Gli arrestati sono accusati di associazione mafiosa, estorsione, favoreggiamento e fittizia intestazione di beni, tutti aggravati da modalità mafiose
© carabinieri
Maxi operazione dei carabinieri di Trapani, con all'opera oltre 100 uomini dell'Arma, che ha portato in manette di 12 persone. Gli arrestati sono accusati di associazione mafiosa, estorsione, favoreggiamento e fittizia intestazione di beni, tutti aggravati da modalità mafiose. L'operazione nasce da un'inchiesta avviata nel 2014 su esponenti delle famiglie di Vita e Salemi, ritenuti favoreggiatori del capomafia latitante Matteo Messina Denaro.
Le indagini, coordinate dal procuratore di Palermo Francesco Lo Voi e dall'aggiunto Paolo Guido, hanno consentito di individuare i capi dei due clan e di scoprire gregari ed estorsori delle cosche.
Gli arrestati, servendosi anche di professionisti nel settore di consulenze agricole e immobiliari, sarebbero riusciti attraverso società di fatto riconducibili all'organizzazione mafiosa ma fittiziamente intestate a terzi, a realizzare notevoli investimenti in colture innovative per la produzione di legname e in attività di ristorazione.
Soldi del clan per latitanza Messina Denaro - Parte del denaro derivante dagli investimenti delle cosche di Vita e Salemi sarebbe stata destinata al mantenimento del boss latitante Matteo Messina Denaro ricercato dal 1993. I carabinieri, nel corso dell'operazione, hanno sequestrato tre complessi aziendali, comprensivi degli immobili e dei macchinari, ritenuti strumento per il business dell'organizzazione criminale.
In manette anche il "re dell'eolico" - Tra le persone finite in manette anche Vito Nicastri, imprenditore trapanese soprannominato il "re dell'eolico", il "signore del vento", perché tra i primi in Sicilia a puntare sulle energie pulite. Quello di Nicastri non è un nome nuovo per i carabinieri e il personale della Dia che hanno condotto l'ultima inchiesta sui presunti favoreggiatori del padrino di Castelvetrano: i suoi legami col boss gli sono costati sequestri per centinaia di milioni di euro.

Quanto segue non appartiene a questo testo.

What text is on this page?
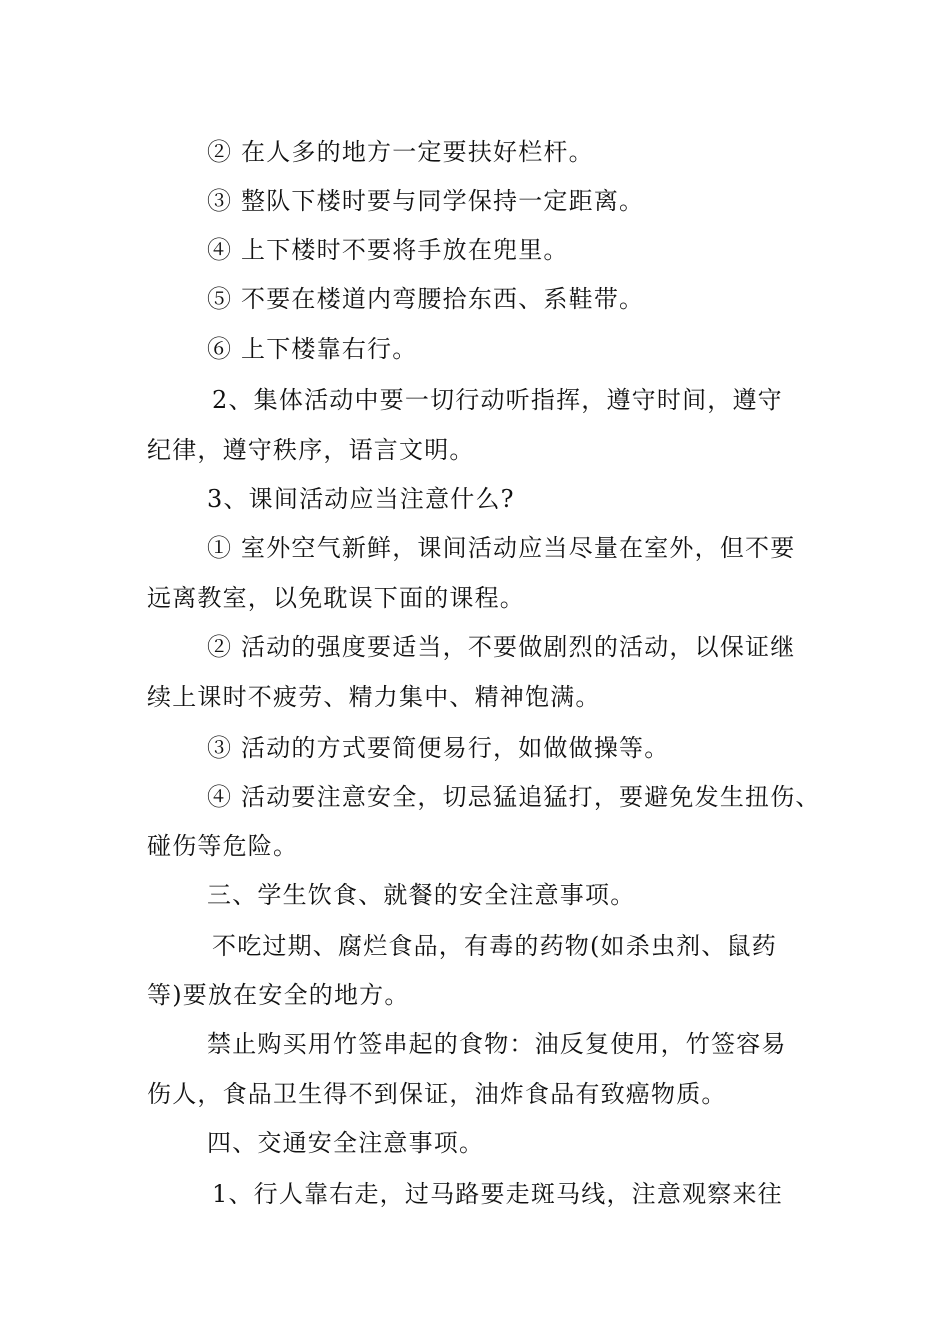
② 在人多的地方一定要扶好栏杆。
③ 整队下楼时要与同学保持一定距离。
④ 上下楼时不要将手放在兜里。
⑤ 不要在楼道内弯腰拾东西、系鞋带。
⑥ 上下楼靠右行。
2、集体活动中要一切行动听指挥，遵守时间，遵守
纪律，遵守秩序，语言文明。
3、课间活动应当注意什么?
① 室外空气新鲜，课间活动应当尽量在室外，但不要
远离教室，以免耽误下面的课程。
② 活动的强度要适当，不要做剧烈的活动，以保证继
续上课时不疲劳、精力集中、精神饱满。
③ 活动的方式要简便易行，如做做操等。
④ 活动要注意安全，切忌猛追猛打，要避免发生扭伤、
碰伤等危险。
三、学生饮食、就餐的安全注意事项。
不吃过期、腐烂食品，有毒的药物(如杀虫剂、鼠药
等)要放在安全的地方。
禁止购买用竹签串起的食物：油反复使用，竹签容易
伤人，食品卫生得不到保证，油炸食品有致癌物质。
四、交通安全注意事项。
1、行人靠右走，过马路要走斑马线，注意观察来往
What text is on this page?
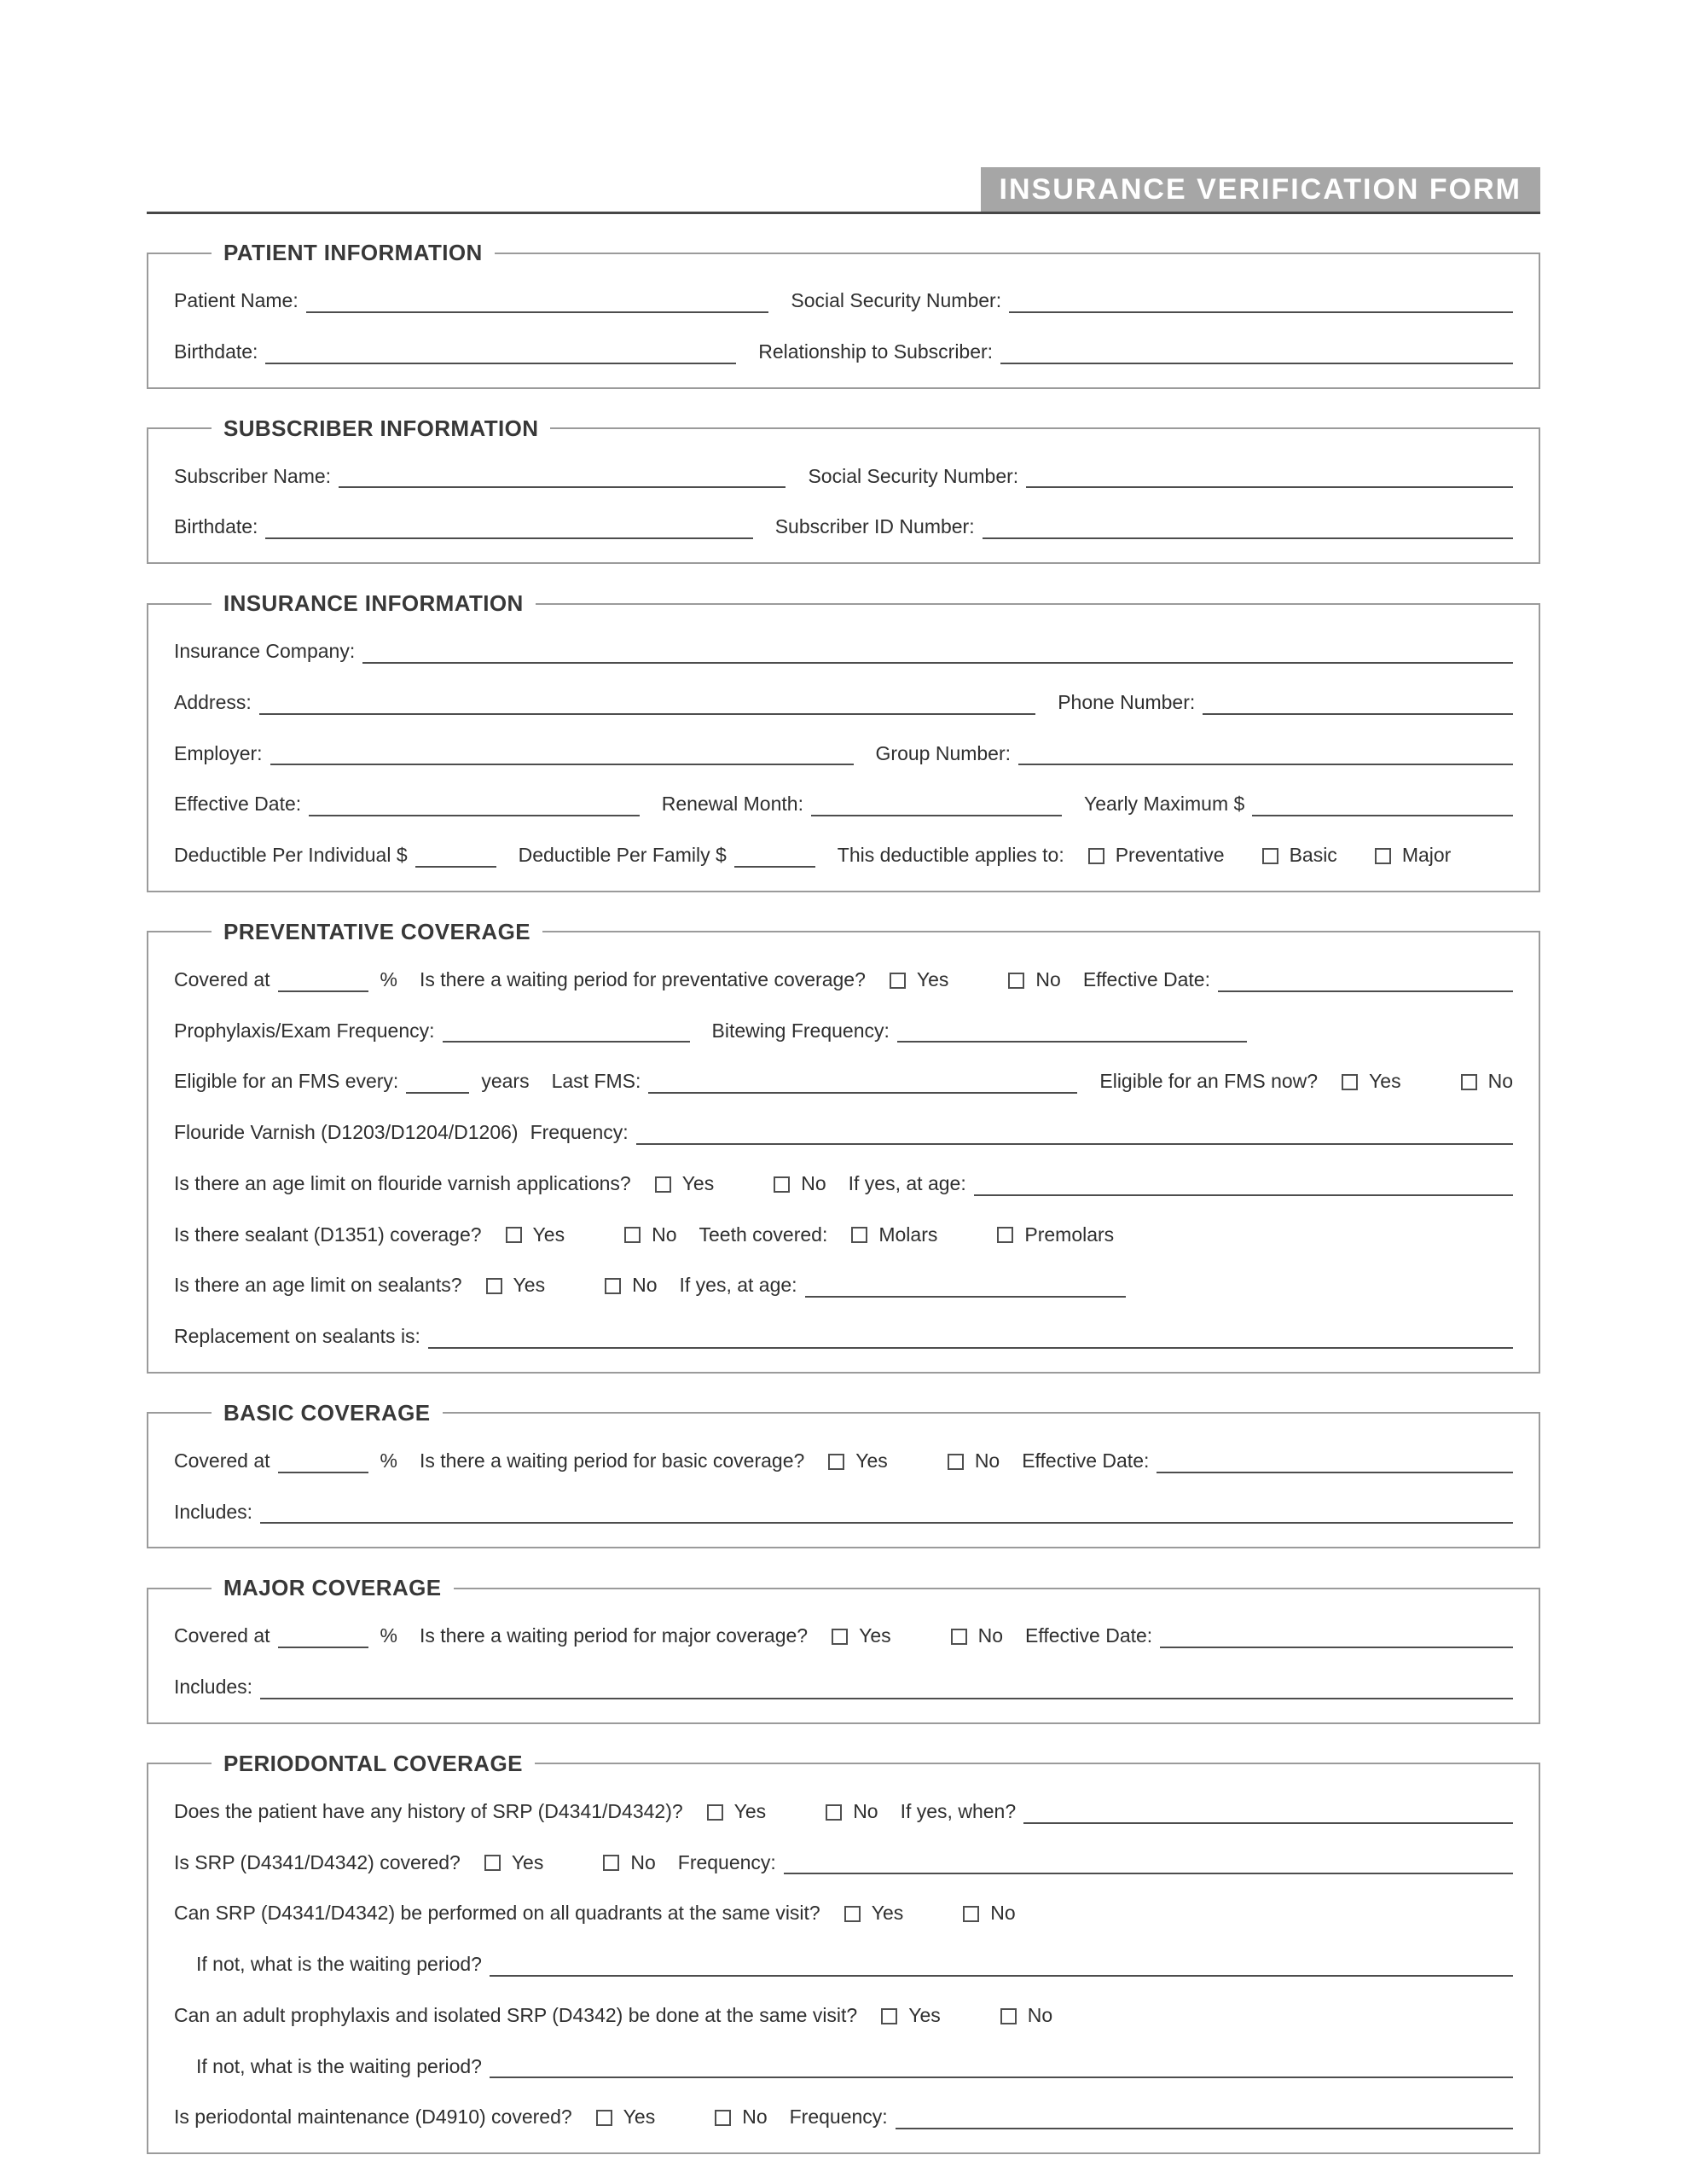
INSURANCE VERIFICATION FORM
PATIENT INFORMATION
Patient Name:	Social Security Number:
Birthdate:	Relationship to Subscriber:
SUBSCRIBER INFORMATION
Subscriber Name:	Social Security Number:
Birthdate:	Subscriber ID Number:
INSURANCE INFORMATION
Insurance Company:
Address:	Phone Number:
Employer:	Group Number:
Effective Date:	Renewal Month:	Yearly Maximum $
Deductible Per Individual $	Deductible Per Family $	This deductible applies to:	Preventative	Basic	Major
PREVENTATIVE COVERAGE
Covered at	% Is there a waiting period for preventative coverage?	Yes	No Effective Date:
Prophylaxis/Exam Frequency:	Bitewing Frequency:
Eligible for an FMS every:	years Last FMS:	Eligible for an FMS now?	Yes	No
Flouride Varnish (D1203/D1204/D1206) Frequency:
Is there an age limit on flouride varnish applications?	Yes	No If yes, at age:
Is there sealant (D1351) coverage?	Yes	No Teeth covered:	Molars	Premolars
Is there an age limit on sealants?	Yes	No If yes, at age:
Replacement on sealants is:
BASIC COVERAGE
Covered at	% Is there a waiting period for basic coverage?	Yes	No Effective Date:
Includes:
MAJOR COVERAGE
Covered at	% Is there a waiting period for major coverage?	Yes	No Effective Date:
Includes:
PERIODONTAL COVERAGE
Does the patient have any history of SRP (D4341/D4342)?	Yes	No If yes, when?
Is SRP (D4341/D4342) covered?	Yes	No Frequency:
Can SRP (D4341/D4342) be performed on all quadrants at the same visit?	Yes	No
If not, what is the waiting period?
Can an adult prophylaxis and isolated SRP (D4342) be done at the same visit?	Yes	No
If not, what is the waiting period?
Is periodontal maintenance (D4910) covered?	Yes	No Frequency:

Di lui, tra gli altri, ha parlato il pentito Lorenzo Cimarosa, nel frattempo morto, indicandolo come uno dei finanziatori della ormai più che ventennale latitanza di Messina Denaro. Il collaboratore di giustizia ha raccontato di una borsa piena di soldi che Nicastri avrebbe fatto avere al capomafia attraverso un altro uomo d'onore, Michele Gucciardi.